Jean Henry Blondel (20 January 1821 – 14 September 1897) was a prolific French architect.

Among his works were the Passage du Bourg l'Abbé entrance on the Rue Palestro (1863), the La Belle Jardinière store on Rue du Pont-Neuf (1866-7), Hotel Continental at the corner of Rue de Castiglione and Rue de Rivoli (1876), the Bourse de commerce building (1885-9) and the Rue du Louvre building at 15 Rue du Louvre (1889).

==Biography==
Blondel was born in Rheims early in 1821, during the period of economic hardships that followed the Napoleonic Wars. He was a pupil at the School of Arts and Crafts (École des arts et métiers) as it was then known) in nearby Châlons-sur-Marne, before moving to Paris where he embarked on an apprenticeship under Auguste Caristie.
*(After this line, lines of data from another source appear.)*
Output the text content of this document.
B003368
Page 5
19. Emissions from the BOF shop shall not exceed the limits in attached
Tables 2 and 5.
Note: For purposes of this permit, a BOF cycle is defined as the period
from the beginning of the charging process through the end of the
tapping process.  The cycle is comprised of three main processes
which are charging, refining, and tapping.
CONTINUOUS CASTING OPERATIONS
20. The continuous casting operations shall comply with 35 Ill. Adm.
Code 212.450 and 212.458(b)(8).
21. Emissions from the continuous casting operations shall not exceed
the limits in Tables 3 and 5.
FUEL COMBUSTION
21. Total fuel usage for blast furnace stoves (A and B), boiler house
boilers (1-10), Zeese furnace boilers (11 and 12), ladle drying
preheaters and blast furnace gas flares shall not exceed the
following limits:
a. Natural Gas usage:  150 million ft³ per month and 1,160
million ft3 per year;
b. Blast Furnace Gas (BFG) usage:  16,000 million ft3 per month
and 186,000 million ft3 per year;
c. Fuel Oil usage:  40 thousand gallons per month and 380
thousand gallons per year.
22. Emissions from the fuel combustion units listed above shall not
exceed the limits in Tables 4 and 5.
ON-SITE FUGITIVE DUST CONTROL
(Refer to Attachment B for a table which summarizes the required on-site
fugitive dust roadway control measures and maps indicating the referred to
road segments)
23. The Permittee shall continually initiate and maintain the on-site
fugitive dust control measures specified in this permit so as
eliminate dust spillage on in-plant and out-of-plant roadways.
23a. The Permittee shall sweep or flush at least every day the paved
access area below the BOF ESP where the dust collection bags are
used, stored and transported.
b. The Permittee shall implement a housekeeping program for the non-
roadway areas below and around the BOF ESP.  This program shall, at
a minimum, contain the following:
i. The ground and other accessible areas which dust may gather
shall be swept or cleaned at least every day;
He continued his training period, working for the architect François Rolland (1806-1888), and then went on to work for Henri Labrouste (1801-1875) before establishing his own architecture practice around 1855. Blondel was able to profit from the massive redevelopment of central Paris instigated by the emperor Napoleon III, and masterminded at more a detailed level by the Baron Haussmann. The new broad streets and avenues called for the construction of many new buildings, featuring the artistic-heroic style of the Second Empire. Blondel had a long association with banker Armand Donon, with whom he was involved in numerous real estate developments.

He would construct numerous edifices along the new avenues, notably the Boulevard de Sébastopol, the Boulevard Saint-Michel, the Boulevard Saint-Germain and around the Place du Théâtre-Français (as the Place André-Malraux before 1977), often involving a system of block concessions wherein he participated in partnership with his finance providers, the "father and son" Heullant company. A surviving trace of these block concessions can be found in the Journal des débats (newspaper) of 8 July 1868 which includes the list of real estate transactions for Paris, together with the relevant title deeds lodged with the Crédit Foncier de France (national mortgage institution) having a total value of 398 million francs.

On 29 July 1895 Blondel was condemned for bankruptcy by a local court, in respect of indebtedness totalling slightly more than 25 million francs.